From an outsiders’ perspective, you may think that it is okay to refer to any Native American woman as Pocahontas, because she is the only pop culture reference that you can refer to for Native Americans. But please, before you pull a Donald Trump (National Post), maybe you should research the uncensored, non-whitewashed, pre-Disneyfied history of Pocahontas and the Jamestown settlers.
I am going to lay it down for you. Pocahontas was captured as a young child by the English settlers who were at Jamestown. They held her for ransom. She was tortured and raped by her kidnappers. After forcibly being converted into to Christianity and eventually settling into the colonist society, she was used as a model for the “civilized savage.”

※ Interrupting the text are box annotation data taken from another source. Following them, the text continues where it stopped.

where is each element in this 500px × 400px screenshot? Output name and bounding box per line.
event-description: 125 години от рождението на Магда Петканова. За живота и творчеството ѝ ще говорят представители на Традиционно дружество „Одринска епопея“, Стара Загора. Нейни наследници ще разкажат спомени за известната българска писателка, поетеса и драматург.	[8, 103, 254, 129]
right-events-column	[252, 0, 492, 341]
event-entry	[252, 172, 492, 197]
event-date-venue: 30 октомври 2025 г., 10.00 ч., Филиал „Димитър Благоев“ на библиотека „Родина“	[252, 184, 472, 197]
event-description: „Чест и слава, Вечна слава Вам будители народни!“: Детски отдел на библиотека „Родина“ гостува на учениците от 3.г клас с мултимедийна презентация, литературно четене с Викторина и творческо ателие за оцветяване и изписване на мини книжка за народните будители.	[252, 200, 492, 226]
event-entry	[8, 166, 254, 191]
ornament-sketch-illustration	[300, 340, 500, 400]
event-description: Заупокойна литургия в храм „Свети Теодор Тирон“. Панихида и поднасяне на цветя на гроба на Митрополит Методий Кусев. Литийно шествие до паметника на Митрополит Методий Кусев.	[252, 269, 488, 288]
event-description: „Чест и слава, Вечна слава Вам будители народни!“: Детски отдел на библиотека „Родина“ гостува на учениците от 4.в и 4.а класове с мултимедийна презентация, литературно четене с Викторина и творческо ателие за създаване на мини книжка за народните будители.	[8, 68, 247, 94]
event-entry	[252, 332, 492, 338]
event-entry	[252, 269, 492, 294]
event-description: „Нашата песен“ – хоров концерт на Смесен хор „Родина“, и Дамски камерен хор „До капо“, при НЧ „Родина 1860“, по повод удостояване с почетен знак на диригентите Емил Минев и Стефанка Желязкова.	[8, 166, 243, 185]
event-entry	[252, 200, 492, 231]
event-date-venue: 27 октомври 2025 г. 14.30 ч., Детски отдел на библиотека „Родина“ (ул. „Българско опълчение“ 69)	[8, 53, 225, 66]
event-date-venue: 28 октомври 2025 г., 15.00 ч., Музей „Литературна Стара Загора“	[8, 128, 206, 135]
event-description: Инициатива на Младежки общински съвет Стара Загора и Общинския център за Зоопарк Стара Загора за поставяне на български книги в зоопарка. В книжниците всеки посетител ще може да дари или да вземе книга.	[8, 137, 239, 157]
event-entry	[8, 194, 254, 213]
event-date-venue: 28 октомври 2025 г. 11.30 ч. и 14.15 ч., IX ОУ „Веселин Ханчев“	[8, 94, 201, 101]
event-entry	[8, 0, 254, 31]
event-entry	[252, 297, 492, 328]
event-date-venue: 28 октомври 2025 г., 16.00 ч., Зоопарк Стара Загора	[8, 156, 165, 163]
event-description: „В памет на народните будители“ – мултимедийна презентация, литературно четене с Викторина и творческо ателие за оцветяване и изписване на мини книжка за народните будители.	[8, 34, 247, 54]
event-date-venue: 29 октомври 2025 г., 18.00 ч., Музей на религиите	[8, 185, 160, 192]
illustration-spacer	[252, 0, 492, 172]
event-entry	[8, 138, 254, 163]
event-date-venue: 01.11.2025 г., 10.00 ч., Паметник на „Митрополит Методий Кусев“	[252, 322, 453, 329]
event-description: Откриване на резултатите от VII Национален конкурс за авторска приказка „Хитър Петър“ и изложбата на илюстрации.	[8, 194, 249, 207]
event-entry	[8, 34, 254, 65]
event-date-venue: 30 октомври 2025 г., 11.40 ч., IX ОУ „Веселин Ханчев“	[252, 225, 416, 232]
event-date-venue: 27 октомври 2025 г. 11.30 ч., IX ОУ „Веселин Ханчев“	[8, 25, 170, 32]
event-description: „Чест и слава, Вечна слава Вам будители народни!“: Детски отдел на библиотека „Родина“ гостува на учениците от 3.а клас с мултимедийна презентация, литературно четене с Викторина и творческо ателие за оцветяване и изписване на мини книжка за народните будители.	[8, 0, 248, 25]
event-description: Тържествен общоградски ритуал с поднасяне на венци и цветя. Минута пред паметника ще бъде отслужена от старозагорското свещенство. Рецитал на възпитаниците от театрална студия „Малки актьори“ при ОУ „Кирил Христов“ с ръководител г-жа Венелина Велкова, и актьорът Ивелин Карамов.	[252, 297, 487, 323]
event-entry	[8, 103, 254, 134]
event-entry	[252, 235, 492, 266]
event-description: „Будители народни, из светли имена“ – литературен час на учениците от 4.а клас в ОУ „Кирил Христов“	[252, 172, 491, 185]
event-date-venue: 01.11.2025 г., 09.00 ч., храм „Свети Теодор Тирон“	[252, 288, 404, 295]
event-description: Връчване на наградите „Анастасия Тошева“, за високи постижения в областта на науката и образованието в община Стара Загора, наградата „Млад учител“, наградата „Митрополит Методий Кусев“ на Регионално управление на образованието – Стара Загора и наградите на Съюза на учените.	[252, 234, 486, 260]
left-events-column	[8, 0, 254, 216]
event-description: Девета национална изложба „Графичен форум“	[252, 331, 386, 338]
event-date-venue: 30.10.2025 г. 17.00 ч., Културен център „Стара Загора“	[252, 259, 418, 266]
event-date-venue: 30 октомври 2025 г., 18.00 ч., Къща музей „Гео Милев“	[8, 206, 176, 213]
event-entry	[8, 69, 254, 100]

There are some girls who think that this is the ultimate compliment for a Native American girl, but if you really think about it, how much of a compliment could it be?
In modern times, Native American women are continuously disrespected as humans. 1 in 4 will be raped/sexually assaulted in their lifetime; some multiple times. I do not particularly like to talk about this, but as one of those 25%, I do not appreciate the comparison to such a negative past. The term “Pocahontas” is just an eerie reminder of what everyday life is like for Native American women. Mind you it's 2016, not 1616 anymore. The savagery of such a personal assault should not persist, or at least not go unpunished, and yet it does.
Speaking of savagery, this concept of the “civilized savage” makes the comparison to Pocahontas even more disheartening. After 500+ years of resistance towards the colonization of Indigenous peoples, the last thing any Native American wants to be compared to, or describe as, is the “civilized savage.” We may not have spoken English or Latin, read the Bible, or built castles, but we also did not enslave and cannibalize our enemies like the kings and bishops of the civilized world.
You may not even be calling me Pocahontas as an insult, but it is the equivalent of calling an African-American “Rosa Parks” or a Jewish person “Anne Frank”. They might have great stories of triumph, resistance, and perseverance, but we are not them. They all have pasts that should not be dishonored.
Our hair may flow in the wind when it is not tied back. We may have a melanin content that you are not used to in your secluded whiteness of mainstream society. We may have grace and strength and determination and perseverance. We may be a lot of things, but we are not Pocahontas.